Belfast Telegraph

Arlene Foster accuses Irish government of using Brexit to promote united Ireland

By Claire Williamson

DUP leader Arlene Foster has accused the Irish government of using Brexit to promote the idea of a united Ireland - as she said negotiations must move to the next stage.

Speaking to the BBC Radio 4's Mrs Foster said the Irish government were "using the negotiations to put forward their views on what they believe the island of Ireland should look like in the future".

On Thursday Ireland's Foreign Minister Simon Coveney told a parliamentary committee that he wants to see a united Ireland in his political lifetime.

She added: “We’ve heard from the foreign minister of the Republic of Ireland just yesterday talking about his aspiration for a united Ireland. He is entitled to have that aspiration but he should not be using European Union negotiations to talk about those issues.

"What he should be talking about are trading relationships moving forward."

When asked if she could imagine applying the rules of the EU Customs Union without being in it Mrs Foster said she "cannot accept any position after Brexit to say that Northern Ireland is any different to any other part of the Union".

She said: "What we don't want to see is any perception that Northern Ireland is in any way different to the rest of the United Kingdom.

"Because that would cause us great difficulties in relation to trade,  because of course the single market that really matters to us is the market of the United Kingdom.

"That's the most important market for Northern Ireland.

When probed on whether the Republic of Ireland was Northern Ireland's main export market.

Mrs Foster said "no, it's not".

She continued: "Well of course external trading partner. But most of our trade is within the United Kingdom. That's the most important issue to remember in all these negotiations. And actually for the Republic of Ireland their most important trading partner is Great Britain so they need to remember that as well."

Mrs Foster said she wanted to see negotiations move onto the next stage.
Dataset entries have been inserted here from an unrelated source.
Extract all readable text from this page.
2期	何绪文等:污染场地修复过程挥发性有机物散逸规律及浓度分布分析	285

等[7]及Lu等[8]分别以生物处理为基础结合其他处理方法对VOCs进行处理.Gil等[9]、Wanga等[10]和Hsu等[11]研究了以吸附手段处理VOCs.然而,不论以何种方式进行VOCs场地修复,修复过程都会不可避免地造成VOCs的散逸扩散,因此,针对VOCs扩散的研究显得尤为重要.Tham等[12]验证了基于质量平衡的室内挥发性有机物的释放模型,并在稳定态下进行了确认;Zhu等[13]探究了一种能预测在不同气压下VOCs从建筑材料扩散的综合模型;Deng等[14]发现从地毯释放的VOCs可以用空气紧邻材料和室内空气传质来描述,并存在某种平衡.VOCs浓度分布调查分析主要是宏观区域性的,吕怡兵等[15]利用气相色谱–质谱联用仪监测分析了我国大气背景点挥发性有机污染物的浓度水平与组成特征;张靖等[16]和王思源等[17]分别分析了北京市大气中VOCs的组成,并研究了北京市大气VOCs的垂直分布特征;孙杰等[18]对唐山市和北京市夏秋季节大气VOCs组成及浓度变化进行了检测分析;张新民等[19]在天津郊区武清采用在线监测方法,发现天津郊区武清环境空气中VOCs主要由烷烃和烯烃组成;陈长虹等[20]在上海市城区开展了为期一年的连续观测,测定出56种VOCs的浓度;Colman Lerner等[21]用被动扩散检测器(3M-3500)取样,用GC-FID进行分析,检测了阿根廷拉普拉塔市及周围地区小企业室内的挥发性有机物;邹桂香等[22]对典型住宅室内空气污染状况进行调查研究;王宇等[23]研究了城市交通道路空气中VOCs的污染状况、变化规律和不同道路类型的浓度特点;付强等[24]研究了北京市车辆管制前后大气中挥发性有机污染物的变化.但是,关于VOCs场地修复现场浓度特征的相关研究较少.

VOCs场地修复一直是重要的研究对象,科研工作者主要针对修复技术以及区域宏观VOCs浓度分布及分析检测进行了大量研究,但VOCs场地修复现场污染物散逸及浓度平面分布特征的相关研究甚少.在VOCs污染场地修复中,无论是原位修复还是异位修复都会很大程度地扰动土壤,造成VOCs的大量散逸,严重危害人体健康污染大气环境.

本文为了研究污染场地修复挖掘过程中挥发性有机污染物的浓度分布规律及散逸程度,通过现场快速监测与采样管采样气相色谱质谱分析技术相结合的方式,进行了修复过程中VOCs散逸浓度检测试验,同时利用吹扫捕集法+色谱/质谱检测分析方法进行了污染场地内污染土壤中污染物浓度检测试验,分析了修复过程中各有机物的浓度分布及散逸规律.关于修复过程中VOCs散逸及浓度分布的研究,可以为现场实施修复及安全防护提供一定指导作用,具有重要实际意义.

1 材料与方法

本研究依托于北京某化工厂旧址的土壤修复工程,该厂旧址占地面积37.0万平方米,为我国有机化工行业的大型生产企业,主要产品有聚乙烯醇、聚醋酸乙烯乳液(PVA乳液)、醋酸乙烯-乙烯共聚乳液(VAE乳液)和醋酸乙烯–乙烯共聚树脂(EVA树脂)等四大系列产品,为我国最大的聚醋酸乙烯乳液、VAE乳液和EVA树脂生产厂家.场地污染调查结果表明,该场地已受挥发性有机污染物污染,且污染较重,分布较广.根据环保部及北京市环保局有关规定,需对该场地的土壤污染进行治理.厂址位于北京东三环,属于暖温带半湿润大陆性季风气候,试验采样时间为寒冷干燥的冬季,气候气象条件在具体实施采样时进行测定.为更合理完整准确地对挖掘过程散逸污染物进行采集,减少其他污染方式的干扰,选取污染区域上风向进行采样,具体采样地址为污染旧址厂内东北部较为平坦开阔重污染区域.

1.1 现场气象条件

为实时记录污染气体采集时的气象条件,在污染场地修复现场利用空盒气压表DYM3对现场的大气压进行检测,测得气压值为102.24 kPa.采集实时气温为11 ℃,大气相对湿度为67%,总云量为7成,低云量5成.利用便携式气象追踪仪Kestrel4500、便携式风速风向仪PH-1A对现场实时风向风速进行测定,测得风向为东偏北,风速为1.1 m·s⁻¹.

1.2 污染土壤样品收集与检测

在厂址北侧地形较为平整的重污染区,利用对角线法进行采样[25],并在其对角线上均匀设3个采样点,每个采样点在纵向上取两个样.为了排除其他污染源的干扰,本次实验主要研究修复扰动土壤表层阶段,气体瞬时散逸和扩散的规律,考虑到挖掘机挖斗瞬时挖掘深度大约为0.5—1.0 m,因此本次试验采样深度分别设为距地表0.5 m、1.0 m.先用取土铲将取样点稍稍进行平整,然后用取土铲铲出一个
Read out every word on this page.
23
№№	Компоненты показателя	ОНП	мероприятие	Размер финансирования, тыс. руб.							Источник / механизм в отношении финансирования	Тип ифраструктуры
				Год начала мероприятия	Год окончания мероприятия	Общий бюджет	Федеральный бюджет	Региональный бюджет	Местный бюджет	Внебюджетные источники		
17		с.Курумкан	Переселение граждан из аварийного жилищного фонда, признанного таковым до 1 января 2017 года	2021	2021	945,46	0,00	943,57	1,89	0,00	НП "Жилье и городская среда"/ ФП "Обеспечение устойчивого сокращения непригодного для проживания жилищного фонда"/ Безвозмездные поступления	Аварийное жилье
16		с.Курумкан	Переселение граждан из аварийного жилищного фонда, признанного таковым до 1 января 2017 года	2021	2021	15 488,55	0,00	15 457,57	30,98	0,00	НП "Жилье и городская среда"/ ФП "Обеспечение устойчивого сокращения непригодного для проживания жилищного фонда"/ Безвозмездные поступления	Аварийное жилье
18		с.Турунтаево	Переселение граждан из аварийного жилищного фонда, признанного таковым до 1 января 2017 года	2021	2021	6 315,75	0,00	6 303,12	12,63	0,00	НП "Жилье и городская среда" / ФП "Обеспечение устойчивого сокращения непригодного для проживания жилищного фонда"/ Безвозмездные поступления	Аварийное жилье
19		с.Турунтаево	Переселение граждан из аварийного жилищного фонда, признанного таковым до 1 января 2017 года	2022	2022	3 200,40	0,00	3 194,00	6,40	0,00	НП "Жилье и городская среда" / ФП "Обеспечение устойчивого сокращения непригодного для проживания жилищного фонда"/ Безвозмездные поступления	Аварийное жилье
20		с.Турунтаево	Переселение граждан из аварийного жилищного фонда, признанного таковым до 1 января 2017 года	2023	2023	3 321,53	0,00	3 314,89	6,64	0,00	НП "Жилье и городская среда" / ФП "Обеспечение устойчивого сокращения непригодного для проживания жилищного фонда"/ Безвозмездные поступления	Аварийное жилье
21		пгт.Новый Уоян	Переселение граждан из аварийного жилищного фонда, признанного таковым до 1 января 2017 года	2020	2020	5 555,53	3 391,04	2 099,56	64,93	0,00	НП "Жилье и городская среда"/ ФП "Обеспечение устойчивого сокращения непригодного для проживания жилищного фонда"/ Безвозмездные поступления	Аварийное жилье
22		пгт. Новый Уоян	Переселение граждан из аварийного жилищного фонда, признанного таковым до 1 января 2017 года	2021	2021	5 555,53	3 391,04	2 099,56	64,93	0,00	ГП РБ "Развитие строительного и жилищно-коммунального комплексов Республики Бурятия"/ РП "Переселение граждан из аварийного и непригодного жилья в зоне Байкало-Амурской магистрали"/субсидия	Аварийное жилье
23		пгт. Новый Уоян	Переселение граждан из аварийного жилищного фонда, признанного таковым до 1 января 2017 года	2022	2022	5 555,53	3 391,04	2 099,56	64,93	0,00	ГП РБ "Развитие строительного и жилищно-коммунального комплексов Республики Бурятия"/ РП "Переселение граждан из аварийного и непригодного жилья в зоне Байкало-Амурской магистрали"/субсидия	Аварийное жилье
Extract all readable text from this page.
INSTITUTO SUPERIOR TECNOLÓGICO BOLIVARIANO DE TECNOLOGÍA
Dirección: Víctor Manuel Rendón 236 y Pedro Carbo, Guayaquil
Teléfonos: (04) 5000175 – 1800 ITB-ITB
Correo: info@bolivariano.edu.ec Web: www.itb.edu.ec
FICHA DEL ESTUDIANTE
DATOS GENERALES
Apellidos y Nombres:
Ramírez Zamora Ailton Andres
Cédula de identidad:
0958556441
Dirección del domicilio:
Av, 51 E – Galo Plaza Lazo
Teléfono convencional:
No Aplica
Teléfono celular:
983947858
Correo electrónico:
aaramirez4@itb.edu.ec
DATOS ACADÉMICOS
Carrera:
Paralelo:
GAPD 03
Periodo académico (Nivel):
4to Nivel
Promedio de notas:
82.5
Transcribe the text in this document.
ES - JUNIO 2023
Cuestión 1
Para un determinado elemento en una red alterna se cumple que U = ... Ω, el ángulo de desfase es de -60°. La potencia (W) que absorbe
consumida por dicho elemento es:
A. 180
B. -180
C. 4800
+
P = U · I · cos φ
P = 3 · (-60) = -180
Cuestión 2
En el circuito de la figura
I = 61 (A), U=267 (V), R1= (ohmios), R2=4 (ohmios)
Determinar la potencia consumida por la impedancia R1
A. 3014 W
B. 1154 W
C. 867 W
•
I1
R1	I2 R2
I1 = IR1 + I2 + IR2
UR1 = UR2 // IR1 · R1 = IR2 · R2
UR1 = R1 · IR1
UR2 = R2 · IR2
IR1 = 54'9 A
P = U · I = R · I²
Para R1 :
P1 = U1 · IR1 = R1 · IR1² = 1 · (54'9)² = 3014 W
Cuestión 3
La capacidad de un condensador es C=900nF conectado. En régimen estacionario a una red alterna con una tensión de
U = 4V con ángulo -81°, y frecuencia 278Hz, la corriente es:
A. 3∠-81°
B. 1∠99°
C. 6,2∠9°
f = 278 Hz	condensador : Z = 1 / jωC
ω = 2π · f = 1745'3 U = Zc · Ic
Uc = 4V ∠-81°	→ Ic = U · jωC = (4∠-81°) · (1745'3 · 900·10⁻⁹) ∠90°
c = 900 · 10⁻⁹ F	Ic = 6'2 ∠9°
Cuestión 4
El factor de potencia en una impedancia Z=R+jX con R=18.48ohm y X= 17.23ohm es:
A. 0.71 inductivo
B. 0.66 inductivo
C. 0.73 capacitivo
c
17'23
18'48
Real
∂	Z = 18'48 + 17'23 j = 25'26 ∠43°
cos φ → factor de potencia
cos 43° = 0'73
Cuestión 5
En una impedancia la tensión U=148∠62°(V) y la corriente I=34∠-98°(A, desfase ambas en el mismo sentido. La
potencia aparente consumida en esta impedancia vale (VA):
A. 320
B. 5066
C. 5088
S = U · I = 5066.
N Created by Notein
"I think it's wrong that the Irish Government are saying they will not allow the process to move forward until they have certain things they demand," she said.

"I've always felt it's actually very difficult to have an agreement in relation to the border between Northern Ireland and the Republic when we haven't moved to the next stage to talk about trade.

"You can't have it both ways. Leo Varadkar is saying he won't allow the discussion to move to the next stage to talk about trade and these issues until he has a commitment in relation to the Irish border.

"You cannot have it in that fashion, you have to move to the next stage."

On Friday Ireland issued a fresh warning to Theresa May that the deadlock in the Brexit negotiations cannot be broken until it is clear there will be no "hard border" between Northern Ireland and the Republic.

Arriving in Brussels for a gathering of leaders from the EU and former Soviet states, the Prime Minister said it was time to move onto the "next stage" in the negotiations, including talks on a free trade deal.

However Irish foreign minister Simon Coveney insisted EU leaders would not give the green light for the phase two negotiations to begin at their summit in December unless there was progress on the border issue.

He said British assurances on the issue were "aspirational" and that there had to be a "credible roadmap" from the UK setting out how they would ensure there was no return to a hard border.

With the UK committed to withdrawing from customs union and the single market, Mr Coveney said it was difficult to see how they could avoid border checks if it resulted in "regulatory divergence" between Northern Ireland and the Republic.